The researchers rated companies on 18 practices in four areas: operations management, performance monitoring, target setting and talent management. Survey respondents could select from “poor to nonexistent” on the low end and “very sophisticated” on the high end of a scale of 1 to 5.
Overall, 11% of companies scored an average of 2 or less, while 6% scored 4 or higher, according to the article. But most striking were the differences within companies, the researchers wrote. “Even the biggest and most successful firms typically fail to implement best practices throughout the whole organization. Some parts of it are effectively managed, but other parts struggle,” they said.
Improving management practices comes with a cost: specifically, the same price tag as investing in buildings and equipment, the researchers said. But it’s worth it: Going from the worst 10% to the best carries a $15 million increase in profits, 25% faster annual growth and 75% higher productivity.
Still, companies don’t always put an emphasis on improving management. Several factors are to blame, the researchers wrote. One is that many people are unable to judge how badly their companies are run based on the fact that the median answer was 7 when the researchers asked respondents to rate on a scale of 1 to 10 how well their companies are managed.

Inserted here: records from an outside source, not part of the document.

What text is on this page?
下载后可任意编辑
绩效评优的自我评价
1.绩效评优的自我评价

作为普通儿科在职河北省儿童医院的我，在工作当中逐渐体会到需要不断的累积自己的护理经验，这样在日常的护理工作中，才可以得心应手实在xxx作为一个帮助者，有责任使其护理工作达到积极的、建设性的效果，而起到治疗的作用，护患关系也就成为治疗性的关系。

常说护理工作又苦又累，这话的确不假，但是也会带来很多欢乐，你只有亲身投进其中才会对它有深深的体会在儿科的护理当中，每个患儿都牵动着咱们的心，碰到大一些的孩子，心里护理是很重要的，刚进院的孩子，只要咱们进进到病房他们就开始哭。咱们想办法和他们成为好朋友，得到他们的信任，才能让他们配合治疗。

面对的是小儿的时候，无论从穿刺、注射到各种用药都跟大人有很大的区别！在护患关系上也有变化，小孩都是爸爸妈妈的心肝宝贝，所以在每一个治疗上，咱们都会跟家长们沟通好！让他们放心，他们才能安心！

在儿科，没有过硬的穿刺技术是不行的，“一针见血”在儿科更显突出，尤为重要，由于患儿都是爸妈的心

“Furthermore, we found zero correlation between perceived management quality and actual quality,” the researchers wrote. “This large gap is problematic, because it implies that even managers who really need to improve their practices often don’t take the initiative, in the false belief that they’re doing just fine.”
Governance structure is another reason. This is especially apparent in family-run businesses, which tend to have weaker management, the researchers said, because adopting strong management processes “may have significant personal costs to family members,” especially if it means hiring someone outside the family.
A third reason is skill deficits. Higher management scores correspond with higher employee education levels and the company’s proximity to a leading university or business school, the article states. “Superior performance is likelier when executive education can be had nearby, it seems,” the researchers wrote.
An organization’s politics and culture also play a role. For instance, when General Motors implemented the Toyota Production System in the 1980s and 1990s, conflict between suppliers and blue-collar workers hindered adoption. “Employees, for example, thought that any productivity enhancement from the new practices would just lead to head-count reductions and would more generally put employees under greater pressure,” the article states. “This distrust inhibited GM’s ability to negotiate for the working arrangements needed to introduce the new practices (such as teams and joint problem solving).”
Moving forward and to create future company leaders, business students would do well to think about how operational effectiveness applies to everyone, not just chief executive officers, the researchers wrote: “It’s unwise to teach future leaders that strategic decision making and basic management processes are unrelated.”